There were some bushings that allow you to drill out the taper in the knuckle and then you use these bushings in order to flip the tie rod so it comes in from the opposite direction (the bushings are straight on the OD to fit the now drilled out knuckles and then tapered on the ID to accept the TRE'S.
 
It is a bushing that goes into a 3/4" hole (drill out stock knuckle) and has the correct taper for your factory tierod end already in it. Basically you would drill out your knuckle, weld in bushing with big end of taper up, and reinstall your tierod on top of the knuckle instead of the bottom. I haven't found any specifically for a 10bolt/44 yet... I'll keep searching for ya!

On another note, maybe I'm trippin' but I swore that early d44's already were tapered so that the tierod was above the knuckle, but the tre's were offset down putting the tierod essentially in the same place as if it was mounted on the underside of the knuckle?

Also, IIRC having the tierod on top (not histeer) would interfere with the leaf springs (that is unless you have converted to coil or maybe just a 1" zero rate would clear?) It's been a while since I've looked as I switched to histeer ~8 years ago.
 
'76 and older D44's have the tie rod up top, not over the leaf spring but on top of the arm on the factory knuckle. As mentioned, they use a special tie rod that has several bends in it.
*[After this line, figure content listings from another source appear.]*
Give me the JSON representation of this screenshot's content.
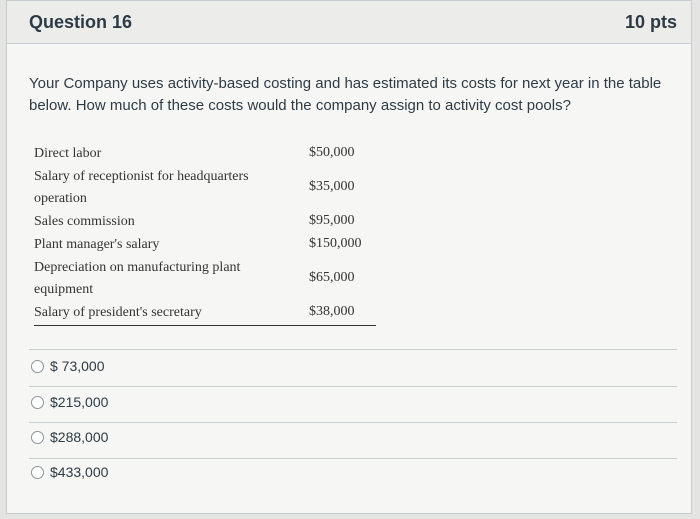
{
  "question": {
    "title": "Question 16",
    "points": "10 pts",
    "text": "Your Company uses activity-based costing and has estimated its costs for next year in the table below. How much of these costs would the company assign to activity cost pools?"
  },
  "cost_table": {
    "rows": [
      {
        "label": "Direct labor",
        "value": "$50,000"
      },
      {
        "label": "Salary of receptionist for headquarters operation",
        "value": "$35,000"
      },
      {
        "label": "Sales commission",
        "value": "$95,000"
      },
      {
        "label": "Plant manager's salary",
        "value": "$150,000"
      },
      {
        "label": "Depreciation on manufacturing plant equipment",
        "value": "$65,000"
      },
      {
        "label": "Salary of president's secretary",
        "value": "$38,000"
      }
    ]
  },
  "answers": [
    {
      "label": "$ 73,000"
    },
    {
      "label": "$215,000"
    },
    {
      "label": "$288,000"
    },
    {
      "label": "$433,000"
    }
  ]
}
You can use a straight tie rod with the tie rod over the factory knuckle setup (without high steer) depending on leaf spring configuration etc. Usually you have to install the tie rod before the leaf springs to make it work.
 
'76 and older D44's have the tie rod up top, not over the leaf spring but on top of the arm on the factory knuckle. As mentioned, they use a special tie rod that has several bends in it.

You can use a straight tie rod with the tie rod over the factory knuckle setup (without high steer) depending on leaf spring configuration etc. Usually you have to install the tie rod before the leaf springs to make it work.
Yes, these were the 1st Design years.

If you use a straight tie rod on a 1st Design axle, and with stock springs and possibly 2" springs, too, the tie rod will rub against the bottom of the spring.
Solution is to lift it higher or use a zero-rate. Another would be to use the stock type tie rod. Or swap out the knuckles to flip the tie rod upside down.
 
Perfect. Thank you for the link. This is exactly what I needed.